VI. Other Allegations

  • Indirect Infringement: The complaint does not contain allegations of indirect infringement.
  • Willful Infringement: The complaint does not include a formal count for willful infringement. However, it alleges that Defendant had knowledge of the '783 patent when it submitted its ANDA. (Compl. ¶47). This allegation, coupled with a prayer for relief seeking attorneys' fees for an "exceptional case" under 35 U.S.C. § 285, suggests a potential future argument related to culpable conduct. (Compl. Prayer for Relief ¶D).
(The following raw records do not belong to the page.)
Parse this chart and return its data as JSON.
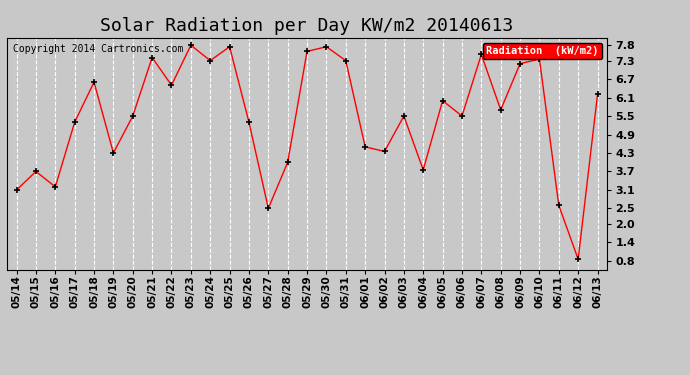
{
  "title": "Solar Radiation per Day KW/m2 20140613",
  "copyright_text": "Copyright 2014 Cartronics.com",
  "legend_label": "Radiation  (kW/m2)",
  "x_labels": [
    "05/14",
    "05/15",
    "05/16",
    "05/17",
    "05/18",
    "05/19",
    "05/20",
    "05/21",
    "05/22",
    "05/23",
    "05/24",
    "05/25",
    "05/26",
    "05/27",
    "05/28",
    "05/29",
    "05/30",
    "05/31",
    "06/01",
    "06/02",
    "06/03",
    "06/04",
    "06/05",
    "06/06",
    "06/07",
    "06/08",
    "06/09",
    "06/10",
    "06/11",
    "06/12",
    "06/13"
  ],
  "y_values": [
    3.1,
    3.7,
    3.2,
    5.3,
    6.6,
    4.3,
    5.5,
    7.4,
    6.5,
    7.8,
    7.3,
    7.75,
    5.3,
    2.5,
    4.0,
    7.6,
    7.75,
    7.3,
    4.5,
    4.35,
    5.5,
    3.75,
    6.0,
    5.5,
    7.5,
    5.7,
    7.2,
    7.35,
    2.6,
    0.85,
    6.2
  ],
  "y_ticks": [
    0.8,
    1.4,
    2.0,
    2.5,
    3.1,
    3.7,
    4.3,
    4.9,
    5.5,
    6.1,
    6.7,
    7.3,
    7.8
  ],
  "ylim": [
    0.5,
    8.05
  ],
  "line_color": "red",
  "marker_color": "black",
  "bg_color": "#c8c8c8",
  "plot_bg_color": "#c8c8c8",
  "grid_color": "white",
  "title_fontsize": 13,
  "legend_bg": "red",
  "legend_text_color": "white"
}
VII. Analyst’s Conclusion: Key Questions for the Case

  • A core issue will be one of structural scope: Does the specific chemical compound tofacitinib, as it will be formulated in Defendant's generic product, meet every structural limitation of the chemical genus defined in independent claim 1 of the '783 patent?
  • A key evidentiary question will be one of ANDA confirmation: What will the chemical analysis contained within Defendant’s ANDA No. 209790 reveal about the precise structure, stereochemistry, and salt form of its proposed active pharmaceutical ingredient, and will that evidence definitively place it within the scope of the asserted patent claim(s)?